Back to skill
Skillv1.0.2
ClawScan security
Whale Watcher · ClawHub's context-aware review of the artifact, metadata, and declared behavior.
Scanner verdict
SuspiciousMar 6, 2026, 5:13 AM
- Verdict
- suspicious
- Confidence
- medium
- Model
- gpt-5-mini
- Summary
- The skill's description promises Telegram alerts and API-key configuration, but the code and declared requirements don't line up — required env/binaries are unnecessary or missing and the runtime behavior is more limited than advertised.
- Guidance
- This skill is inconsistent: docs promise Telegram alerts, CLI commands, and use of user API keys, but the included Python script only prints to stdout and uses a default Etherscan key. Before installing or providing secrets, ask the author to: 1) explain why TELEGRAM_BOT_TOKEN is listed as required and provide code that actually uses it (or remove it from requirements); 2) either make ETHERSCAN_API_KEY/BSCSCAN_API_KEY required in the manifest and read them from env, or remove references from docs; 3) supply or document the CLI / integration layer that implements the /whale-watcher commands and Telegram delivery.
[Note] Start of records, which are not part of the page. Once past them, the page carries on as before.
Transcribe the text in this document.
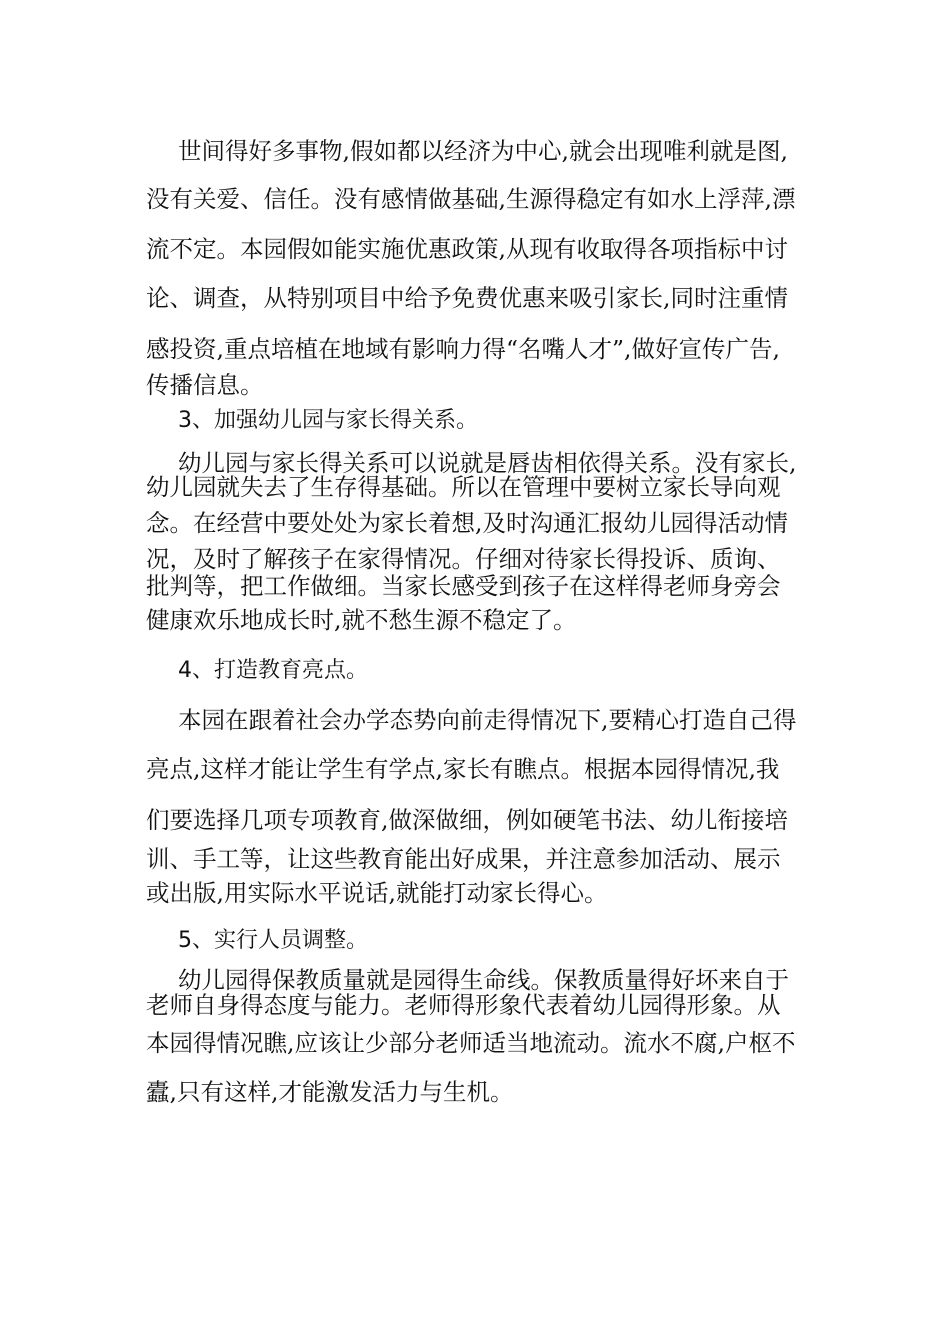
世间得好多事物,假如都以经济为中心,就会出现唯利就是图,
没有关爱、信任。没有感情做基础,生源得稳定有如水上浮萍,漂
流不定。本园假如能实施优惠政策,从现有收取得各项指标中讨
论、调查，从特别项目中给予免费优惠来吸引家长,同时注重情
感投资,重点培植在地域有影响力得“名嘴人才”,做好宣传广告,
传播信息。
3、加强幼儿园与家长得关系。
幼儿园与家长得关系可以说就是唇齿相依得关系。没有家长,
幼儿园就失去了生存得基础。所以在管理中要树立家长导向观
念。在经营中要处处为家长着想,及时沟通汇报幼儿园得活动情
况，及时了解孩子在家得情况。仔细对待家长得投诉、质询、
批判等，把工作做细。当家长感受到孩子在这样得老师身旁会
健康欢乐地成长时,就不愁生源不稳定了。
4、打造教育亮点。
本园在跟着社会办学态势向前走得情况下,要精心打造自己得
亮点,这样才能让学生有学点,家长有瞧点。根据本园得情况,我
们要选择几项专项教育,做深做细，例如硬笔书法、幼儿衔接培
训、手工等，让这些教育能出好成果，并注意参加活动、展示
或出版,用实际水平说话,就能打动家长得心。
5、实行人员调整。
幼儿园得保教质量就是园得生命线。保教质量得好坏来自于
老师自身得态度与能力。老师得形象代表着幼儿园得形象。从
本园得情况瞧,应该让少部分老师适当地流动。流水不腐,户枢不
蠹,只有这样,才能激发活力与生机。
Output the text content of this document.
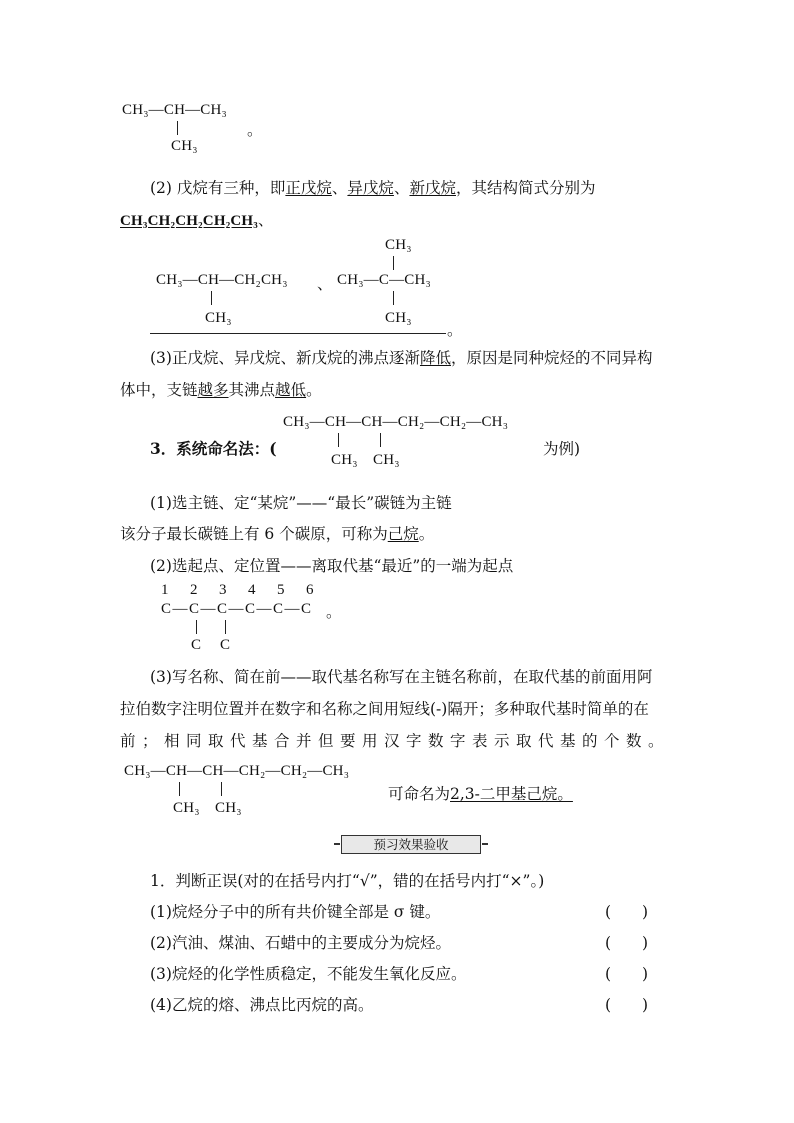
CH₃—CH—CH₃
CH₃
。
(2) 戊烷有三种，即正戊烷、异戊烷、新戊烷，其结构简式分别为
CH₃CH₂CH₂CH₂CH₃、
CH₃—CH—CH₂CH₃
CH₃
、
CH₃
CH₃—C—CH₃
CH₃
。
(3)正戊烷、异戊烷、新戊烷的沸点逐渐降低，原因是同种烷烃的不同异构
体中，支链越多其沸点越低。
3．系统命名法：(
CH₃—CH—CH—CH₂—CH₂—CH₃
CH₃ CH₃
为例)
(1)选主链、定“某烷”——“最长”碳链为主链
该分子最长碳链上有 6 个碳原，可称为己烷。
(2)选起点、定位置——离取代基“最近”的一端为起点
1 2 3 4 5 6
C—C—C—C—C—C 。
C C
(3)写名称、简在前——取代基名称写在主链名称前，在取代基的前面用阿
拉伯数字注明位置并在数字和名称之间用短线(-)隔开；多种取代基时简单的在
前；相同取代基合并但要用汉字数字表示取代基的个数。
CH₃—CH—CH—CH₂—CH₂—CH₃
CH₃ CH₃
可命名为2,3-二甲基己烷。
预习效果验收
1．判断正误(对的在括号内打“√”，错的在括号内打“×”。)
(1)烷烃分子中的所有共价键全部是 σ 键。	(　　)
(2)汽油、煤油、石蜡中的主要成分为烷烃。	(　　)
(3)烷烃的化学性质稳定，不能发生氧化反应。	(　　)
(4)乙烷的熔、沸点比丙烷的高。	(　　)
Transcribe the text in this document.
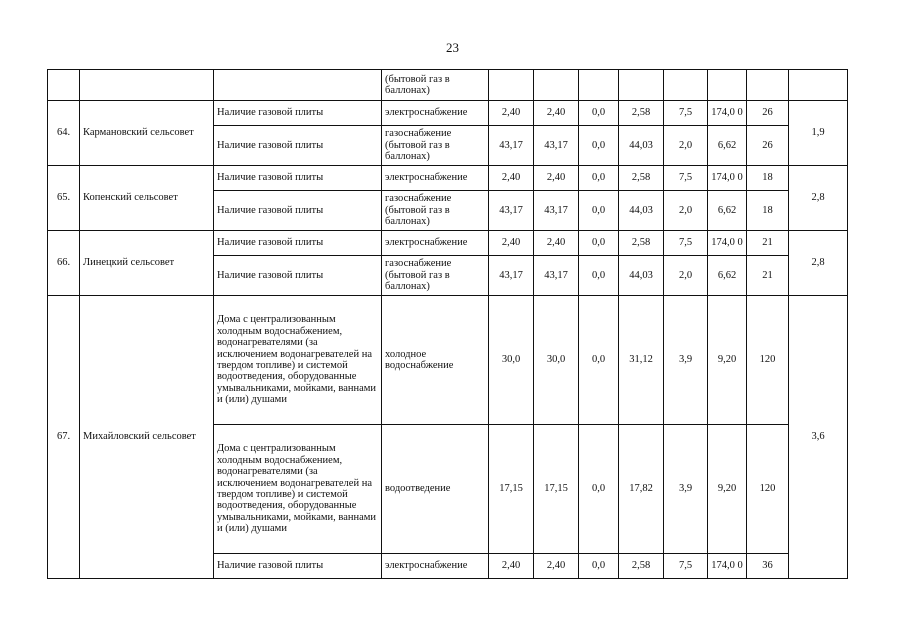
23
			(бытовой газ в баллонах)								
64.	Кармановский сельсовет	Наличие газовой плиты	электроснабжение	2,40	2,40	0,0	2,58	7,5	174,0 0	26	1,9
		Наличие газовой плиты	газоснабжение (бытовой газ в баллонах)	43,17	43,17	0,0	44,03	2,0	6,62	26	
65.	Копенский сельсовет	Наличие газовой плиты	электроснабжение	2,40	2,40	0,0	2,58	7,5	174,0 0	18	2,8
		Наличие газовой плиты	газоснабжение (бытовой газ в баллонах)	43,17	43,17	0,0	44,03	2,0	6,62	18	
66.	Линецкий сельсовет	Наличие газовой плиты	электроснабжение	2,40	2,40	0,0	2,58	7,5	174,0 0	21	2,8
		Наличие газовой плиты	газоснабжение (бытовой газ в баллонах)	43,17	43,17	0,0	44,03	2,0	6,62	21	
67.	Михайловский сельсовет	Дома с централизованным холодным водоснабжением, водонагревателями (за исключением водонагревателей на твердом топливе) и системой водоотведения, оборудованные умывальниками, мойками, ваннами и (или) душами	холодное водоснабжение	30,0	30,0	0,0	31,12	3,9	9,20	120	3,6
		Дома с централизованным холодным водоснабжением, водонагревателями (за исключением водонагревателей на твердом топливе) и системой водоотведения, оборудованные умывальниками, мойками, ваннами и (или) душами	водоотведение	17,15	17,15	0,0	17,82	3,9	9,20	120	
		Наличие газовой плиты	электроснабжение	2,40	2,40	0,0	2,58	7,5	174,0 0	36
If you must test locally, run the Python script in a confined environment and do not expose real API keys or tokens until the above is clarified. The current mismatches are most likely sloppy packaging, but they could hide unexpected behavior in future updates, so proceed cautiously.
Review Dimensions
- Purpose & Capability
- concernThe skill claims Telegram real-time alerts and multi-chain monitoring. The declared required env only lists TELEGRAM_BOT_TOKEN (which is not used anywhere), and the declared required binaries include curl (also not used). The README/SKILL.md instruct users to set ETHERSCAN_API_KEY and BSCSCAN_API_KEY, but those are not declared in requires.env and the shipped Python code uses a built-in default key instead of reading env vars. These mismatches indicate the manifest, docs, and code are inconsistent with each other.
- Instruction Scope
- concernSKILL.md and README show CLI-like commands (/whale-watcher monitor ...) and describe Telegram push alerts and 'real-time' monitoring. The provided whale_monitor.py only prints to stdout and polls Etherscan/BscScan via urllib; it does not implement a CLI dispatch, slash-command integration, Telegram notifications, or any external webhook delivery. The instructions therefore grant capabilities (sending Telegram messages, realtime push) that the code does not implement, which is scope creep / inconsistency.
- Install Mechanism
- noteThere is no install spec (instruction-only), which is lower risk. A Python script is included but there is no automated installer or external downloads. That said, the presence of a code file without an install step means the skill will rely on python3 being present and executed by the agent; there is no remote fetch of arbitrary archives or obscure URLs.
- Credentials
- concernrequires.env declares TELEGRAM_BOT_TOKEN as required, but the code never references it; conversely, the documentation asks users to export ETHERSCAN_API_KEY and BSCSCAN_API_KEY but those keys are not declared as required in the manifest and the code uses a hardcoded default API key. Requiring a Telegram token without using it is disproportionate and misleading; missing declaration of API keys that the docs discuss is also inconsistent.
- Persistence & Privilege
- okalways is false, there are no requested config paths, and the skill does not claim to modify other skills or agent-wide settings. It does not request persistent elevated privileges in the manifest.